LCD display instability (display garbles after a few hours of printing)


I wound up buying a JGAurora from Amazon for $369. It arrived via Prime shipping in 2 days. I unexpectedly had the evening available to build and I got first power up on it in 4 hours and first print the following evening. Total build time was about 5 hours.

This printer is a very well thought out i3 clone that addresses pretty much every problem or shortcoming that I've experienced with other i3s. It's not plug and play but it is a straightforward build, everything needed is included and the instructions are clear and complete.

It came with an 8GB SD card inserted in a small USB reader containing excellent videos covering every aspect of assembly and calibration.
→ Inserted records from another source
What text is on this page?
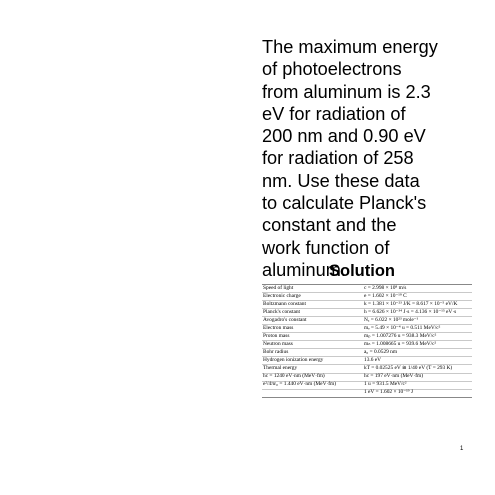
The maximum energy
of photoelectrons
from aluminum is 2.3
eV for radiation of
200 nm and 0.90 eV
for radiation of 258
nm. Use these data
to calculate Planck's
constant and the
work function of
aluminum.
Solution
Speed of light	c = 2.998 × 10⁸ m/s
Electronic charge	e = 1.602 × 10⁻¹⁹ C
Boltzmann constant	k = 1.381 × 10⁻²³ J/K = 8.617 × 10⁻⁵ eV/K
Planck's constant	h = 6.626 × 10⁻³⁴ J·s = 4.136 × 10⁻¹⁵ eV·s
Avogadro's constant	Nₐ = 6.022 × 10²³ mole⁻¹
Electron mass	mₑ = 5.49 × 10⁻⁴ u = 0.511 MeV/c²
Proton mass	mₚ = 1.007276 u = 938.3 MeV/c²
Neutron mass	mₙ = 1.008665 u = 939.6 MeV/c²
Bohr radius	a₀ = 0.0529 nm
Hydrogen ionization energy	13.6 eV
Thermal energy	kT = 0.02525 eV ≅ 1/40 eV (T = 293 K)
hc = 1240 eV·nm (MeV·fm)	hc = 197 eV·nm (MeV·fm)
e²/4πε₀ = 1.440 eV·nm (MeV·fm)	1 u = 931.5 MeV/c²
	1 eV = 1.602 × 10⁻¹⁹ J
1
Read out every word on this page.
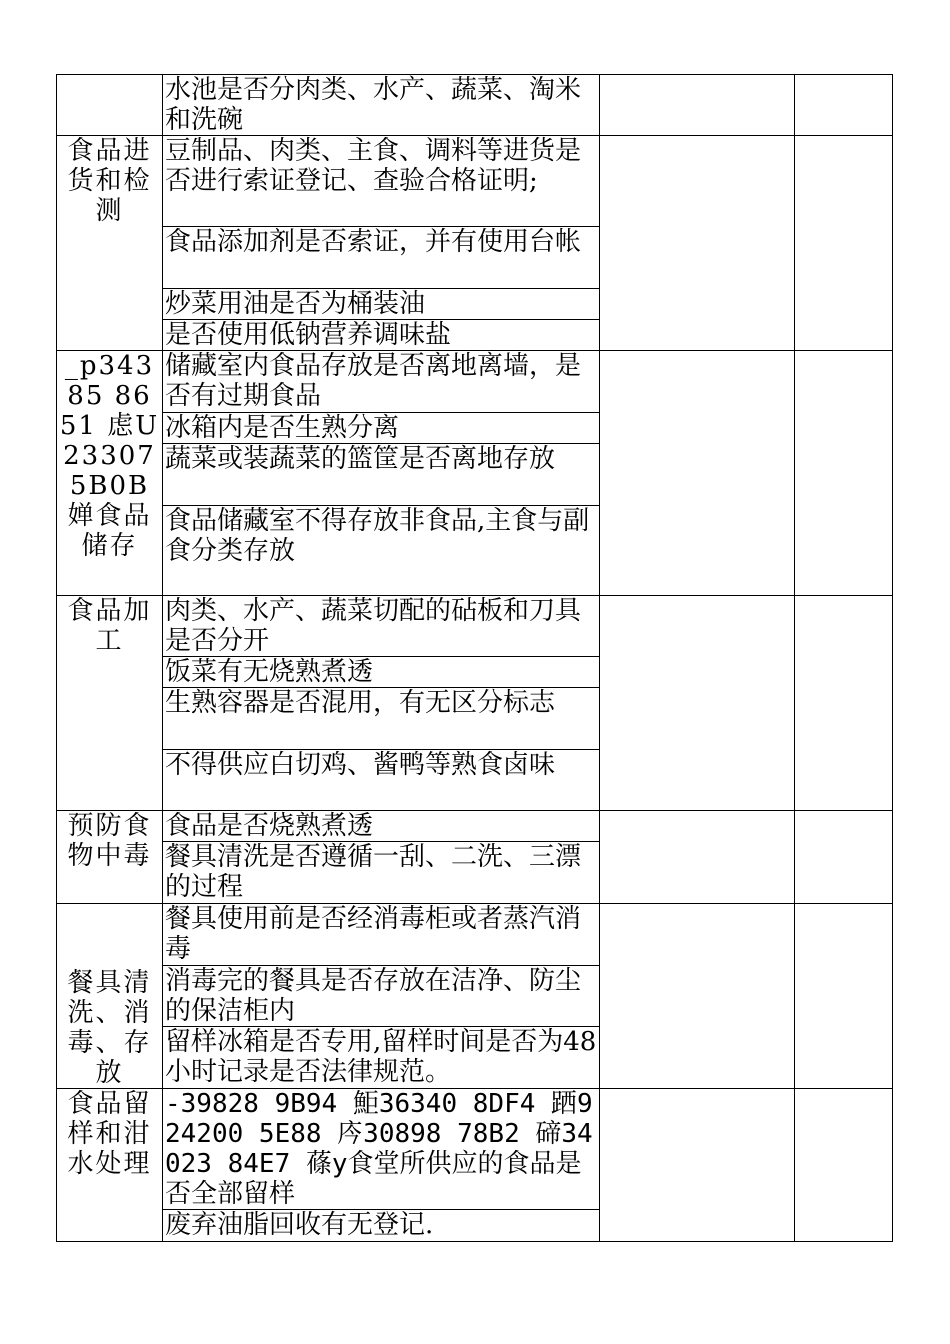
	水池是否分肉类、水产、蔬菜、淘米和洗碗		
食品进货和检测	豆制品、肉类、主食、调料等进货是否进行索证登记、查验合格证明;		
	食品添加剂是否索证，并有使用台帐		
	炒菜用油是否为桶装油		
	是否使用低钠营养调味盐		
_p34385 8651 虑U233075B0B 婵食品储存	储藏室内食品存放是否离地离墙，是否有过期食品		
	冰箱内是否生熟分离		
	蔬菜或装蔬菜的篮筐是否离地存放		
	食品储藏室不得存放非食品,主食与副食分类存放		
食品加工	肉类、水产、蔬菜切配的砧板和刀具是否分开		
	饭菜有无烧熟煮透		
	生熟容器是否混用，有无区分标志		
	不得供应白切鸡、酱鸭等熟食卤味		
预防食物中毒	食品是否烧熟煮透		
	餐具清洗是否遵循一刮、二洗、三漂的过程		
餐具清洗、消毒、存放	餐具使用前是否经消毒柜或者蒸汽消毒		
	消毒完的餐具是否存放在洁净、防尘的保洁柜内		
	留样冰箱是否专用,留样时间是否为48小时记录是否法律规范。		
食品留样和泔水处理	-39828 9B94 鮔36340 8DF4 跴924200 5E88 庈30898 78B2 碲34023 84E7 蓧y食堂所供应的食品是否全部留样		
	废弃油脂回收有无登记.		
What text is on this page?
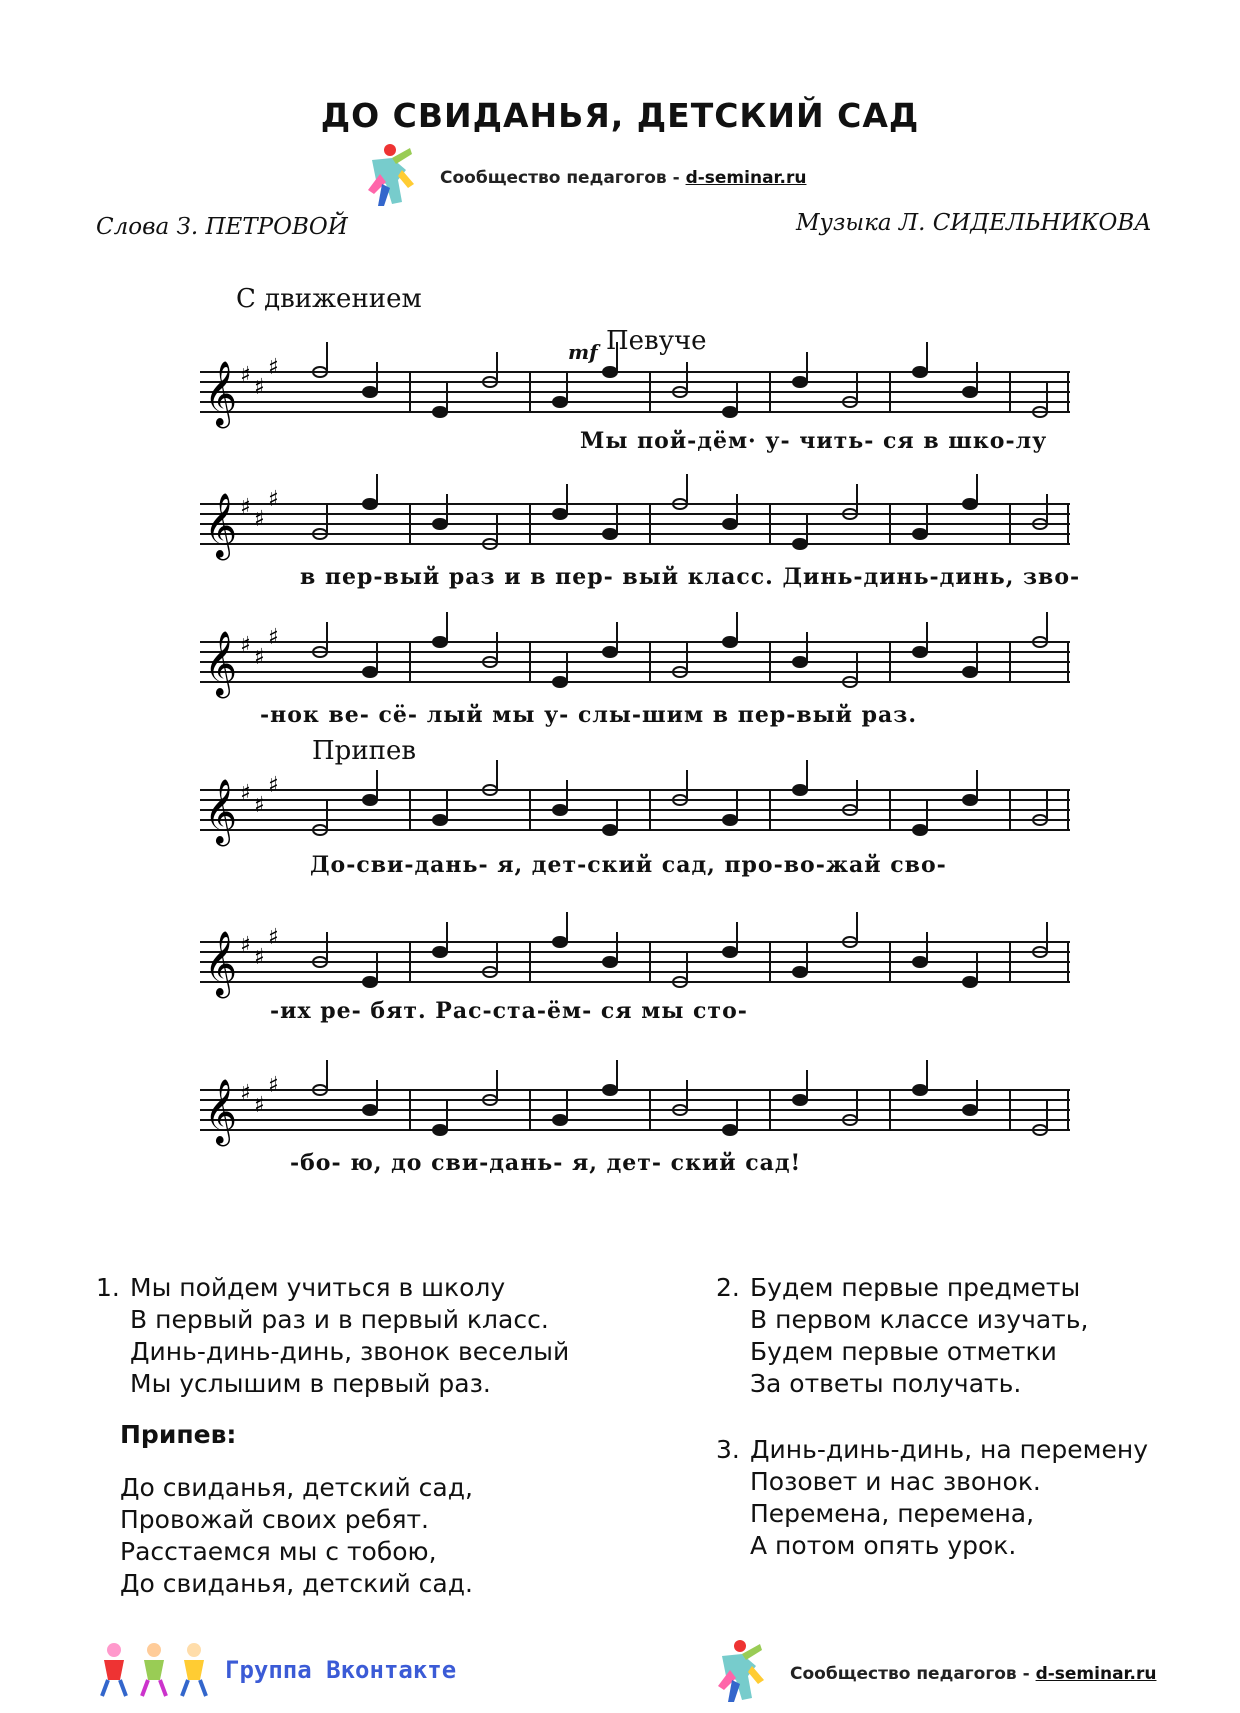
ДО СВИДАНЬЯ, ДЕТСКИЙ САД
Сообщество педагогов - d-seminar.ru
Слова З. ПЕТРОВОЙ	Музыка Л. СИДЕЛЬНИКОВА
С движением
mf Певуче
Припев
𝄞 ♯ ♯
♯
𝄞 ♯ ♯
♯
𝄞 ♯ ♯
♯
𝄞 ♯ ♯
♯
𝄞 ♯ ♯
♯
𝄞 ♯ ♯
♯
Мы пой-дём· у- чить- ся в шко-лу
в пер-вый раз и в пер- вый класс. Динь-динь-динь, зво-
-нок ве- сё- лый мы у- слы-шим в пер-вый раз.
До-сви-дань- я, дет-ский сад, про-во-жай сво-
-их ре- бят. Рас-ста-ём- ся мы сто-
-бо- ю, до сви-дань- я, дет- ский сад!
1. Мы пойдем учиться в школу
В первый раз и в первый класс.
Динь-динь-динь, звонок веселый
Мы услышим в первый раз.
Припев:
До свиданья, детский сад,
Провожай своих ребят.
Расстаемся мы с тобою,
До свиданья, детский сад.
2. Будем первые предметы
В первом классе изучать,
Будем первые отметки
За ответы получать.
3. Динь-динь-динь, на перемену
Позовет и нас звонок.
Перемена, перемена,
А потом опять урок.
Группа Вконтакте	Сообщество педагогов - d-seminar.ru
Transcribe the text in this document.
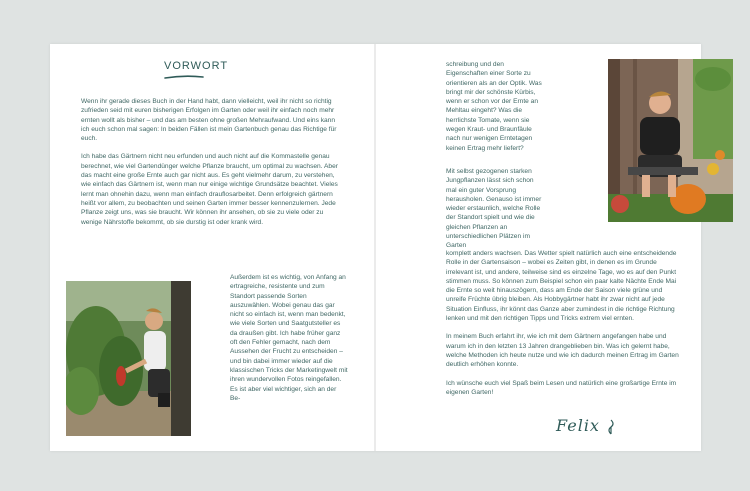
VORWORT

Wenn ihr gerade dieses Buch in der Hand habt, dann vielleicht, weil ihr nicht so richtig zufrieden seid mit euren bisherigen Erfolgen im Garten oder weil ihr einfach noch mehr ernten wollt als bisher – und das am besten ohne großen Mehraufwand. Und eins kann ich euch schon mal sagen: In beiden Fällen ist mein Gartenbuch genau das Richtige für euch.

Ich habe das Gärtnern nicht neu erfunden und auch nicht auf die Kommastelle genau berechnet, wie viel Gartendünger welche Pflanze braucht, um optimal zu wachsen. Aber das macht eine große Ernte auch gar nicht aus. Es geht vielmehr darum, zu verstehen, wie einfach das Gärtnern ist, wenn man nur einige wichtige Grundsätze beachtet. Vieles lernt man ohnehin dazu, wenn man einfach drauflosarbeitet. Denn erfolgreich gärtnern heißt vor allem, zu beobachten und seinen Garten immer besser kennenzulernen. Jede Pflanze zeigt uns, was sie braucht. Wir können ihr ansehen, ob sie zu viele oder zu wenige Nährstoffe bekommt, ob sie durstig ist oder krank wird.

Außerdem ist es wichtig, von Anfang an ertragreiche, resistente und zum Standort passende Sorten auszuwählen. Wobei genau das gar nicht so einfach ist, wenn man bedenkt, wie viele Sorten und Saatgutsteller es da draußen gibt. Ich habe früher ganz oft den Fehler gemacht, nach dem Aussehen der Frucht zu entscheiden – und bin dabei immer wieder auf die klassischen Tricks der Marketingwelt mit ihren wundervollen Fotos reingefallen. Es ist aber viel wichtiger, sich an der Be-

schreibung und den Eigenschaften einer Sorte zu orientieren als an der Optik. Was bringt mir der schönste Kürbis, wenn er schon vor der Ernte an Mehltau eingeht? Was die herrlichste Tomate, wenn sie wegen Kraut- und Braunfäule nach nur wenigen Erntetagen keinen Ertrag mehr liefert?

Mit selbst gezogenen starken Jungpflanzen lässt sich schon mal ein guter Vorsprung herausholen. Genauso ist immer wieder erstaunlich, welche Rolle der Standort spielt und wie die gleichen Pflanzen an unterschiedlichen Plätzen im Garten

komplett anders wachsen. Das Wetter spielt natürlich auch eine entscheidende Rolle in der Gartensaison – wobei es Zeiten gibt, in denen es im Grunde irrelevant ist, und andere, teilweise sind es einzelne Tage, wo es auf den Punkt stimmen muss. So können zum Beispiel schon ein paar kalte Nächte Ende Mai die Ernte so weit hinauszögern, dass am Ende der Saison viele grüne und unreife Früchte übrig bleiben. Als Hobbygärtner habt ihr zwar nicht auf jede Situation Einfluss, ihr könnt das Ganze aber zumindest in die richtige Richtung lenken und mit den richtigen Tipps und Tricks extrem viel ernten.

In meinem Buch erfahrt ihr, wie ich mit dem Gärtnern angefangen habe und warum ich in den letzten 13 Jahren drangeblieben bin. Was ich gelernt habe, welche Methoden ich heute nutze und wie ich dadurch meinen Ertrag im Garten deutlich erhöhen konnte.

Ich wünsche euch viel Spaß beim Lesen und natürlich eine großartige Ernte im eigenen Garten!

Felix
It also came with a set of allen keys and a small stamped metal wrench. In contrast with the Geeetech (which was missing or short on a number of small parts) this printer came with everything needed, minus a pair of wire cutters and a screwdriver. It even came with a filament spool stand.

I did replace the firmware with Repetier, but the included version of Marlin is entirely adequate. I just like to tinker. There is a user group on Thingiverse here, and there is also some discussion of it on the i3 group.

If you want to try Repetier on this printer, use their online configurator. Here is a link to my config.json file which will set you up immediately with my working configuration.

If you decide to move back to Marlin, this is the latest (1.1 RC8) helpfully provided by a user on the Thingiverse i3 group.